Mr. Giorno has served as the municipality's integrity commissioner for little more than a year, having been appointed in July 2016. A motion to extend his term for four more years, until July 31, 2021, failed in a tie vote in council chambers, much to the chagrin of at least one member.
Mayor Jeremy Williams voted with councillors Don Kidd and Nick Garisto to nix the motion, with Deputy Mayor Warren Maycock and councillors Sylvia Bradley and Gail Campbell voting to approve staff's recommendation to extend Mr. Giorno's term. Coun. Scott Wilson, who would have served as the tie breaker in this instance and was expected to support the recommendation, was not present at the meeting. In the event of a tie vote, a motion is seen to have failed.
Deputy Mayor Maycock voiced his disbelief shortly after the vote, stating that Mr. Giorno's appointment for four more years was something Council as a whole appeared to agree on during its Aug. 21 meeting, when Coun. Wilson was one of the four members in attendance who voted to extend the term. Mayor Williams, Coun. Garisto and Coun. Campbell were absent from that meeting.
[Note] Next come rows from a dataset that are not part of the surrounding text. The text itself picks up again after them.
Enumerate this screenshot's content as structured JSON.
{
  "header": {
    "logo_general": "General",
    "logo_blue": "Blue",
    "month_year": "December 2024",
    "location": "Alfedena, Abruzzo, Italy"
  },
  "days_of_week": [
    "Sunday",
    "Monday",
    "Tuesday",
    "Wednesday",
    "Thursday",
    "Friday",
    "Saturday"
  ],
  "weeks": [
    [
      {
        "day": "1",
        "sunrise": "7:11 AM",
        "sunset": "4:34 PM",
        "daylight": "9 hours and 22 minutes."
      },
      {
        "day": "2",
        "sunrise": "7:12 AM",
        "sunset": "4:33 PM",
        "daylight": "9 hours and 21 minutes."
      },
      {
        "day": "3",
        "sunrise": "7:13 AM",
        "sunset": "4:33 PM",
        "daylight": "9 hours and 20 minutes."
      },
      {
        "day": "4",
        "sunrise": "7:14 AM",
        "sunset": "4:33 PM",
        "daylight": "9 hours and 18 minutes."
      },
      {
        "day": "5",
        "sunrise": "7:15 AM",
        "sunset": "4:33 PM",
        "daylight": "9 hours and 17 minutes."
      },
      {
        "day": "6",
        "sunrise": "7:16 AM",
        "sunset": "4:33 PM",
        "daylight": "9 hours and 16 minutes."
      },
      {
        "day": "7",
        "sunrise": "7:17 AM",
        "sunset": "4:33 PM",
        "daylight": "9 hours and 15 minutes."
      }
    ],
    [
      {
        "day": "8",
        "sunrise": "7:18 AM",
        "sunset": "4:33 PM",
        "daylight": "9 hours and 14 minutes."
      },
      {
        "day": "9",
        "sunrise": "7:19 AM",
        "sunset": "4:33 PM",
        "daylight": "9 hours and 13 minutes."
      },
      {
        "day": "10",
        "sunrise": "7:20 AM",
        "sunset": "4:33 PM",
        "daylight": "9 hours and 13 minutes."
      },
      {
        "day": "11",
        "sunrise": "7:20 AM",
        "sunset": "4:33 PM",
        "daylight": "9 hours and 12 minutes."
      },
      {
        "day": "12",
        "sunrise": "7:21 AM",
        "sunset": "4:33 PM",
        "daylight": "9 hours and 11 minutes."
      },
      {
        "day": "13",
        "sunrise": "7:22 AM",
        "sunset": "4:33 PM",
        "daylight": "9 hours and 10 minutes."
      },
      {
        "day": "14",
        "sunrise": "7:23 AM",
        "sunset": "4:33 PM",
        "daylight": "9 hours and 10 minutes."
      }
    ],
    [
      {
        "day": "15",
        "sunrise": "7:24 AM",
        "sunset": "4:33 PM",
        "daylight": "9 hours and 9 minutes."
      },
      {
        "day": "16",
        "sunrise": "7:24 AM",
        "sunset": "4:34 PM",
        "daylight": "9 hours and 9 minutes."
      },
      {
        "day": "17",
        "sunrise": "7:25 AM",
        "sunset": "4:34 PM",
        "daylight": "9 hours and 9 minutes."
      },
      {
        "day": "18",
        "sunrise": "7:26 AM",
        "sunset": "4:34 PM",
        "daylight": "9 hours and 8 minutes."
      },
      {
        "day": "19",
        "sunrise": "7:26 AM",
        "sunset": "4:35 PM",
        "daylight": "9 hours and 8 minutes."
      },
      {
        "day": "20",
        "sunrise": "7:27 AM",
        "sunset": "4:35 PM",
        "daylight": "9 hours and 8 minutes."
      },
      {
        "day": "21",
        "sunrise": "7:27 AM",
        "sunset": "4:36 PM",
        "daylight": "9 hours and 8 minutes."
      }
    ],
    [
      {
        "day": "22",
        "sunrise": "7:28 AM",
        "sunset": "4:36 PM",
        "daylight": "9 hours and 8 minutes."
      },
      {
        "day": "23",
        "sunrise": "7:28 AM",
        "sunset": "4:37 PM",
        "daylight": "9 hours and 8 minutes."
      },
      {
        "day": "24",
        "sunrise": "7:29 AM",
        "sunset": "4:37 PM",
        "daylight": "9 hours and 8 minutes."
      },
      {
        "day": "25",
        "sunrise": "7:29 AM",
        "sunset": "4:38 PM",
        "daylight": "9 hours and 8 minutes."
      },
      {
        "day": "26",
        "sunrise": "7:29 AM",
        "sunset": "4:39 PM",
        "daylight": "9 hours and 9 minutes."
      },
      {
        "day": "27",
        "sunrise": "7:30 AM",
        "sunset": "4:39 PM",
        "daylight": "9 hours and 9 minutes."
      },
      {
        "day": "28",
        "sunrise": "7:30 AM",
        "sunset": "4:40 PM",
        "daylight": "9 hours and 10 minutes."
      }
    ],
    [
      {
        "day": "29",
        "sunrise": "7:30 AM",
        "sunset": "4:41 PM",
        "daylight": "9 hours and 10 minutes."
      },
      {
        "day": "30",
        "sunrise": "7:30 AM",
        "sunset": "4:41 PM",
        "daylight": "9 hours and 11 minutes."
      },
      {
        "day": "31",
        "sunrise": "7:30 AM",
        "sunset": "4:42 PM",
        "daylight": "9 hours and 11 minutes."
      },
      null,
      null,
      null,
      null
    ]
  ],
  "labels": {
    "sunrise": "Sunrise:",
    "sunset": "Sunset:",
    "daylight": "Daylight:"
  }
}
“I think there's got to be a better way of doing this. (Mr. Giorno) is giving us an unbelievable hourly rate. I'm really concerned about that rate,” Coun. Kidd told Council, shortly before voting no on an issue he had supported a little over a month ago. “I've said it before and I'll say it again, I think it's too easy for people to sit (and file complaints), and once the integrity commissioner receives a complaint, he or she has no choice but to act. For that reason, I will not be supporting this bylaw.”
The turning point for Coun. Kidd may well have come about after he learned the municipality would be billed in the region of $6,000 for two separate investigations Mr. Giorno had undertaken regarding Coun. Bradley and Coun. Wilson. Perhaps serving as further vindication, Mayor Williams voiced his support of Coun. Kidd's comments, stating that the extension of the current integrity commissioner's contract was a “cost I cannot support”.
Under the terms of his existing contract, Mr. Giorno was billing the Town approximately $100 an hour to look into complaints made by the public.
Sheila Duncan, the Town's communications director, said Wednesday that Coun. Wilson is expected to attend Council's next meeting, on Oct. 16, and would be in a position to have the matter revisited.
Failing reversal of last week's vote, Town Staff will be tasked with finding an appropriate replacement, Clerk Susan Greatrix having told Council that it was “no longer optional” for Ontario municipalities to have an integrity commissioner on its books. Previously, the provincial government had allowed municipalities to retain the services of the provincial Ombudsman rather than foot the bill for an integrity commissioner of their own.
“The Province has said that as of March 1, 2019, municipalities must have an integrity commissioner,” Ms. Greatrix told Council. “If we don't extend Mr. Giorno, then we will have to hire another one.”
Orangeville Council's procedural bylaw contains a provision 6.15 which limits reconsideration of a previous vote to either a “member who voted on the prevailing side” or “a member who was absent from the meeting at which the vote was taken.” As well, a motion to reconsider “may not be made at the same meeting as the original determination was made.”